Dose of cultural medicine to ‘decolonise healthcare’

Keira Jenkins |

Alana Gall’s research found the vast majority of Indigenous people want access to cultural medicine.
Alana Gall’s research found the vast majority of Indigenous people want access to cultural medicine.

Including cultural medicine in mainstream healthcare may improve health outcomes for Aboriginal and Torres Strait Islander people, but a lack of understanding is impeding access. 

While 90 per cent of Indigenous people would like to access cultural medicine, many have difficulty doing so, research from Southern Cross University shows.

Research fellow Alana Gall led the study, which found cultural medicines were largely absent from policy which guides medical practice.

Just nine of 52 policies examined in the study mentioned cultural medicine, Dr Gall said.

Fire and gum leaves used in a smoking ceremony (file image)
Cultural medicines are largely absent from policies which guide medical practice. (Dean Lewins/AAP PHOTOS)

“There was little to no guidance on what health professionals should do if their patients are either using or wanting to use cultural medicine,” the Truwulway woman told AAP.

Cultural medicines encompass topical, ingested or inhaled medicines derived from plants and animals as well as foods with medical properties, hands-on healing like massage, ceremony, dance and song, spiritual healing and Country as a healer.

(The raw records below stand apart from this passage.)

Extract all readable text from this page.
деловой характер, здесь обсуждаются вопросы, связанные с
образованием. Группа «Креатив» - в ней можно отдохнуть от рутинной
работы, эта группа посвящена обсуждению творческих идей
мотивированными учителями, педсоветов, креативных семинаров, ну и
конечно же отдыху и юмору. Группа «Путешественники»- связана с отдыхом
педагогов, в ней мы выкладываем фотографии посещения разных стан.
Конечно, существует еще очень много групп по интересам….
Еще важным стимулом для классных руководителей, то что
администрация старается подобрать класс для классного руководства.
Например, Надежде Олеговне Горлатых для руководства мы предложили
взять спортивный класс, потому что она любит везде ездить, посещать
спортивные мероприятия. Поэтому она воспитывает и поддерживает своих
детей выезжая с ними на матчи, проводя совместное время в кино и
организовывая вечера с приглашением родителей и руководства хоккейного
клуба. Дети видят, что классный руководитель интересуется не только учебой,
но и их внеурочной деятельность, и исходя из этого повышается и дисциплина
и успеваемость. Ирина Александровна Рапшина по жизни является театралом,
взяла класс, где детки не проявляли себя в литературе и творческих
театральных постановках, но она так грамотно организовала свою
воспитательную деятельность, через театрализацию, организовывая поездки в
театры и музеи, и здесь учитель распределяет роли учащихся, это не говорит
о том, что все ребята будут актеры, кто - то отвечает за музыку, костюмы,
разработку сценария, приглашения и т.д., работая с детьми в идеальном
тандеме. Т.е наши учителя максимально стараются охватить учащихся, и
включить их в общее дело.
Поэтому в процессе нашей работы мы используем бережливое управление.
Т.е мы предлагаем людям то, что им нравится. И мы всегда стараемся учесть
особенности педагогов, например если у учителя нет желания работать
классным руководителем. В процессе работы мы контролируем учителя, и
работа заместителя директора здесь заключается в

Dr Gall said cultural medicine was often seen as not being “equally relevant” in medical policy.

“We’re calling for what we call medical pluralism, where you have this idea of using both biomedicine, which is our standard type of healthcare in Australia, as well as cultural medicine,” she said.

“It shouldn’t be one at the exclusion of the other.”

Dr Gall said there was a need for better training and information for all healthcare professionals about cultural medicine.

Indigenous dancers prepare for a ceremony (file image)
Ceremony, dance and song are among many aspects of Indigenous life regarded as cultural medicine. (Mick Tsikas/AAP PHOTOS)

She has been working with the National Aboriginal Community Controlled Health Organisation to develop the first cultural medicine guidelines to combat the lack of information. 

“If (medical practitioners) have some guidance around it, they can be more respectful in that space,” Dr Gall said.

“We’re going to see Aboriginal and Torres Strait Islander people feeling safer in those environments from a cultural perspective, but also safer to disclose they’re using them because they’re not just going to be told you have to stop using it.”

But this work is just the beginning.

Dr Gall said including cultural medicines in Medicare and on the Pharmaceutical Benefits Scheme could also empower practitioners and patients. 

She said this would require much more work to avoid Indigenous knowledge being appropriated for commercial gain with little or no benefit returned to community.

“I see it as decolonising healthcare, but we need to do things in the right order,” Dr Gall said.

“We need cultural medicines to be integrated into mainstream healthcare, but we also need to put the work into defining, understanding and protecting the knowledge associated with them.”